Oralov s’inclina, ravi de cette vivacité d’esprit et elle continua sa tournée. La soirée se termina à minuit et avant d’aller se coucher elle consulta les dépêches dans son bureau, n’y trouva aucune nouvelle de Jdrien. Que pouvait-il bien devenir ? Où pouvait-il se trouver ? Il avait suivi un cheminement très compliqué pour remonter jusqu’aux Aiguilleurs de Salt Station.
Salt Station était un endroit étrange, maléfique. On disait que la fameuse Voie Oblique se trouvait de ce côté-là sans jamais expliquer ce qui recouvrait une telle appellation. Elle avait connu une autre Voie Oblique dans la Dépression Indienne, au sein d’une mer intérieure, dans un endroit appelé Concrete Station. Lui aussi était mythique.
Elle essaya en vain de trouver le sommeil, harcelée par de fortes images, des regrets, des désirs puissants. Elle aurait aimé serrer un corps brûlant de fièvre contre elle, que ce fût celui de son fils adoptif Jdrien ou celui, musculeux, de Sofi. Pourquoi pas Floa Sadon, cette garce impudique avec laquelle autrefois elle entretenait des relations intimes ? Elle se releva pour avaler un somnifère et échapper à ses troubles.
La mort de Maliox avait une signification profonde. Les Aiguilleurs n’avaient pas voulu de lui. Au début ils avaient accepté sa candidature, mais avec certainement l’idée bien arrêtée de se débarrasser de lui. Ils devaient l’accuser d’être l’homme de paille de la présidente. Il n’en était rien. Maliox ne s’était jamais montré soumis. Seulement il était plus humain que les autres Aiguilleurs, plus raisonnable. Lors de son voyage en Australasienne, il l’avait protégée alors qu’un complot visait à la faire disparaître ; les Aiguilleurs ne le lui avaient jamais pardonné. Ils l’avaient condamné à une horrible mort destinée à frapper tous les esprits des initiés.
Dans la nuit, alors qu’elle avait fini par dormir sous l’effet des pilules avalées, elle rêva de Jdrien. Il lui apparut dans un étrange uniforme qu’elle ne reconnut pas tout de suite car sa vision était floue. Puis elle réalisa qu’il était habillé en Aiguilleur de première classe. Elle poussa un cri qui la tira momentanément de son sommeil artificiel. Elle essaya de lutter contre son envie de dormir mais dut y renoncer.
Elle retrouva Jdrien. Il essayait de lui faire comprendre quelque chose mais elle, l’esprit engourdi par les remèdes, ne parvenait pas à saisir ce dont il s’agissait.

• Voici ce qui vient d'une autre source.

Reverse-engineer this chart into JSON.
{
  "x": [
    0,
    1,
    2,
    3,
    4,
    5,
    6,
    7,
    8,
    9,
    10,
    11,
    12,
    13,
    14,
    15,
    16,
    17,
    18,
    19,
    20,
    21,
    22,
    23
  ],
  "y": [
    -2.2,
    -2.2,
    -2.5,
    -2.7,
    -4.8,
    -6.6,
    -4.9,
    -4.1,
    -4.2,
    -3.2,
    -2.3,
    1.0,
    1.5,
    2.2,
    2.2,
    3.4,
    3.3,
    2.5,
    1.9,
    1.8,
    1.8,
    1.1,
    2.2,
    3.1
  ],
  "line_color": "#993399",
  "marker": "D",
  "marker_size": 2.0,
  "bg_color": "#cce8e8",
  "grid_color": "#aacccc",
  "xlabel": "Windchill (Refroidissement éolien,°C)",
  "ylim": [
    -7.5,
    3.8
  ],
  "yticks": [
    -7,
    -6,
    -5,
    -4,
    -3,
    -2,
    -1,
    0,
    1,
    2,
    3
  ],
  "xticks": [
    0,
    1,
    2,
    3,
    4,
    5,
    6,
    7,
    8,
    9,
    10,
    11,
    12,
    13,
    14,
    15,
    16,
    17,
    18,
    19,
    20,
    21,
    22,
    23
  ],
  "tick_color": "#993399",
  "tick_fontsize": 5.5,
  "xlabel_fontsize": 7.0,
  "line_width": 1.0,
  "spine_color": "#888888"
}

Il évoquait une foule nombreuse réunie dans une sorte de grand cirque. Comment pouvait-on, sans enfreindre les lois de la CANYST, installer un pareil ensemble ? Et cette foule était essentiellement composée d’Aiguilleurs de tous les grades. Donc des gens respectueux des accords ferroviaires.
Sur une estrade décorée il y avait un homme et Yeuse ne parvenait pas à distinguer son visage. Jdrien interposait le sien, insistait avec force. Il la secouait même mentalement, essayant de la réveiller, de la sortir de cette torpeur. Soit, il y avait un homme en uniforme mais elle ne pouvait pas trouver la force de regarder plus longtemps. Elle se plongea dans l’inconscience.